= Chafing fuel =

Fuel for chafing dishes

Chafing fuel is a fuel used for heating food, typically placed under a chafing dish. It is usually sold in a small canister and burned directly within that canister, with or without a wick.

The fuel often contains methanol, ethanol, or diethylene glycol, as these may be burned safely indoors, and produce minimal soot or odour. These fuels are also used for emergency heating, outdoor cooking, and fondue.

==Types of fuel==

The first two fuels are similar with regard to consistency (both having a gel form though viscosities can vary with brand), operating procedures, and product design.
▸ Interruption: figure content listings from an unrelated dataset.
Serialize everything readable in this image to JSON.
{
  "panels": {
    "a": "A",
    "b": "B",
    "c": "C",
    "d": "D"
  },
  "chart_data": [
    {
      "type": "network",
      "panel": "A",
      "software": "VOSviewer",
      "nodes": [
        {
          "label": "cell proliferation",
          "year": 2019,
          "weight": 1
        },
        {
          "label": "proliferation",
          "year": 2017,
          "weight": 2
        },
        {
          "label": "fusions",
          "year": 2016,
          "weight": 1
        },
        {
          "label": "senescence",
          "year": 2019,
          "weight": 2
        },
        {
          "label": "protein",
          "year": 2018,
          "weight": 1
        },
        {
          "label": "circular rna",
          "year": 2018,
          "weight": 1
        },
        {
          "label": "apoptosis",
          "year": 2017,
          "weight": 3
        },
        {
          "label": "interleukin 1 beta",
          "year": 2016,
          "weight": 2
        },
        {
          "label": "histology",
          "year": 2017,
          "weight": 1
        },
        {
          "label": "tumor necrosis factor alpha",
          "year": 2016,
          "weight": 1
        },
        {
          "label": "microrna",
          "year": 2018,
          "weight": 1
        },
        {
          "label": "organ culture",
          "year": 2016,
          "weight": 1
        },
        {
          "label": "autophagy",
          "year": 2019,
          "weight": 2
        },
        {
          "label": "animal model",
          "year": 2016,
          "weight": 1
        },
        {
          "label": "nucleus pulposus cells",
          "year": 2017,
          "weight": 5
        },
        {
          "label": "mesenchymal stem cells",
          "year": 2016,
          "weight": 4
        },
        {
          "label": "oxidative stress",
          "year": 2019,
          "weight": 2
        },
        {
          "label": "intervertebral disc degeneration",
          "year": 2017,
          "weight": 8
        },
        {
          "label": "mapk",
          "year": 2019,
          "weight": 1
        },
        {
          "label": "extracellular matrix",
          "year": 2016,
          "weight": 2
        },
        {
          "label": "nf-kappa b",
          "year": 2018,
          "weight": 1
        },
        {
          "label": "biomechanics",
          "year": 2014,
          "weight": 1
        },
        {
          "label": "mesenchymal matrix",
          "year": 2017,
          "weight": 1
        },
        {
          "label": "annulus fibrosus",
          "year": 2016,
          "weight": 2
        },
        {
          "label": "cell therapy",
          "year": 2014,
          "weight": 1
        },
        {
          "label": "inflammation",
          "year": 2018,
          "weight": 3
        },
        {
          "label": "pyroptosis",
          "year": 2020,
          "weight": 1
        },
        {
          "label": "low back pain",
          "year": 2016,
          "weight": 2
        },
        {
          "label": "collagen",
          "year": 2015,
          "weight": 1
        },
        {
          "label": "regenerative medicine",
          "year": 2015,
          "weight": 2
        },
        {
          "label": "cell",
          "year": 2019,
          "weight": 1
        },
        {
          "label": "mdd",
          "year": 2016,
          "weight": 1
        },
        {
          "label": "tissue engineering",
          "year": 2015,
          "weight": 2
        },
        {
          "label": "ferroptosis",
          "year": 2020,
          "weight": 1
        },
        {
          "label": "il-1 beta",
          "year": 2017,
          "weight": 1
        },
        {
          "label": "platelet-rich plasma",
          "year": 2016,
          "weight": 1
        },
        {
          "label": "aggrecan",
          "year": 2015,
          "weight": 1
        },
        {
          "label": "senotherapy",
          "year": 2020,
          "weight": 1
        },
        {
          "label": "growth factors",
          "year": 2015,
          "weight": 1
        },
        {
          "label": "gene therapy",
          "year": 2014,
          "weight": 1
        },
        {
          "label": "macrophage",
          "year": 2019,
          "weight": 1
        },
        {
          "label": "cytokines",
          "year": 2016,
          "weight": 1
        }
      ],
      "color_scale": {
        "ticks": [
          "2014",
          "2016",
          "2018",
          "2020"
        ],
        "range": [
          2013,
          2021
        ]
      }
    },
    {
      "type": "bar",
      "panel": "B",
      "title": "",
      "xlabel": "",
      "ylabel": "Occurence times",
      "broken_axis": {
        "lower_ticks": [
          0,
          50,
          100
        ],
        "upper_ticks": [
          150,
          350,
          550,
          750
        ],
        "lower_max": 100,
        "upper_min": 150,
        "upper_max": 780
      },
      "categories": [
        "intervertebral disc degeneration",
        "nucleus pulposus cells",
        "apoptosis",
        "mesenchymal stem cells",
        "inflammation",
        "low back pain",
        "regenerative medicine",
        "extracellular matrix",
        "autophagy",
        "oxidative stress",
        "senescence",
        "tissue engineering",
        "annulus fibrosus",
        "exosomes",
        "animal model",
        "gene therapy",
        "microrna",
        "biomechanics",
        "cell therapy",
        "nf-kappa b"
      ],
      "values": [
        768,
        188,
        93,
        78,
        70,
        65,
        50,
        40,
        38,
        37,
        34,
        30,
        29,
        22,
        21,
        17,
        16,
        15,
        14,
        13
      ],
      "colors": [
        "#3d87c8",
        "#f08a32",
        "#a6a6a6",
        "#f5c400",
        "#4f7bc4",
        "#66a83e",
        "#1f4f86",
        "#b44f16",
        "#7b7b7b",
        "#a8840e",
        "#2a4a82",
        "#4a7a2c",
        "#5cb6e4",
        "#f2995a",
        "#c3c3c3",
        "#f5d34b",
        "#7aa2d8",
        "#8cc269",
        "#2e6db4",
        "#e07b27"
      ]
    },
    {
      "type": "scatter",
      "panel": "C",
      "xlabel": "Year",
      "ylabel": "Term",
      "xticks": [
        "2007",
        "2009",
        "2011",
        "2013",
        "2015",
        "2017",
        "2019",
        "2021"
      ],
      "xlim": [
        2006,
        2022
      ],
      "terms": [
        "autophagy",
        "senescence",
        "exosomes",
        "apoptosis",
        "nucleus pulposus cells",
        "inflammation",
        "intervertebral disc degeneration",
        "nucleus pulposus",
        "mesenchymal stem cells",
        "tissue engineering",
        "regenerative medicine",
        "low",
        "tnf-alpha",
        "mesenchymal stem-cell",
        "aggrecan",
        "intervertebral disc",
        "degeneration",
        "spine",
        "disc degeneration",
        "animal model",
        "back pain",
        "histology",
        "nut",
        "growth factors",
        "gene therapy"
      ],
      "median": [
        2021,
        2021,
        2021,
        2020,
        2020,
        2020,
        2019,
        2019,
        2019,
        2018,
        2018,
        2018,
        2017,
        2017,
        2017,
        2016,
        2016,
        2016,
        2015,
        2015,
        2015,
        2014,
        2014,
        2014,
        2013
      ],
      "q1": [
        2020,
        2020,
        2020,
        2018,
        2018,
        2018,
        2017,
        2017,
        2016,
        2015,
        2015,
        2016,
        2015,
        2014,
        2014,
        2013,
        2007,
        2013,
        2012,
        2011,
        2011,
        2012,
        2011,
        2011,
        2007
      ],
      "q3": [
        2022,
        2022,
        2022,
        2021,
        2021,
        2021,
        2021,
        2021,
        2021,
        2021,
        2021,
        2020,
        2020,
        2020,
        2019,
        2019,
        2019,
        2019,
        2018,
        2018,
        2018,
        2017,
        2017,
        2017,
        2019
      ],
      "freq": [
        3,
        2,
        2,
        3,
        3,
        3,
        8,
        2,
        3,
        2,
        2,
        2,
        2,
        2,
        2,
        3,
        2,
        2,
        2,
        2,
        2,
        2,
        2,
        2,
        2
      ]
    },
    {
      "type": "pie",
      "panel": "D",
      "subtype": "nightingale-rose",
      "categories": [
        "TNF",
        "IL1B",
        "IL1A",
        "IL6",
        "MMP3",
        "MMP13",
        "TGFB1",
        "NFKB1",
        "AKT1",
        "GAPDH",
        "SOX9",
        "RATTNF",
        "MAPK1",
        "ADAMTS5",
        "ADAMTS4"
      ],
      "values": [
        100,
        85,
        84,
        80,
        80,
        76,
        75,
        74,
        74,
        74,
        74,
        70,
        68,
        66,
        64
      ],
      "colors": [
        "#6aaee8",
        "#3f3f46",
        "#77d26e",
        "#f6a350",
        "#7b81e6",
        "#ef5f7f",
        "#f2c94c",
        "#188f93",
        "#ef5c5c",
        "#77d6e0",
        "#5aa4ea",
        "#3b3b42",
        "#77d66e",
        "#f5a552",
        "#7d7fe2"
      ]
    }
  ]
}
The common gel methanol or ethanol chafing fuel is contained in a steel can with a resealable plug lid in sizes based on burn times. Two-, four-, and six-hour burn times are the most common sizes of methanol and ethanol chafing fuels available. The colour of the fuel being used can also vary among manufacturers.

Both ethanol and methanol have low flash points, 11–17 °C, making them highly flammable; diethylene glycol, with a flash point of 154 °C, is considered safer because spilled DEG fuel will not combust; it needs a wick to burn. The fuel is in a liquid form and thus the canister in which it is contained usually differs by having a more leak resistant screw cap rather than a plug.

==Comparison of energy yield==
Ethanol has a heat of combustion of 22.28 kJ/mL, similar to the 22.7 kJ/mL energy yield of diethylene glycol. Methanol is slightly less energetic, yielding 17.94 kJ/mL.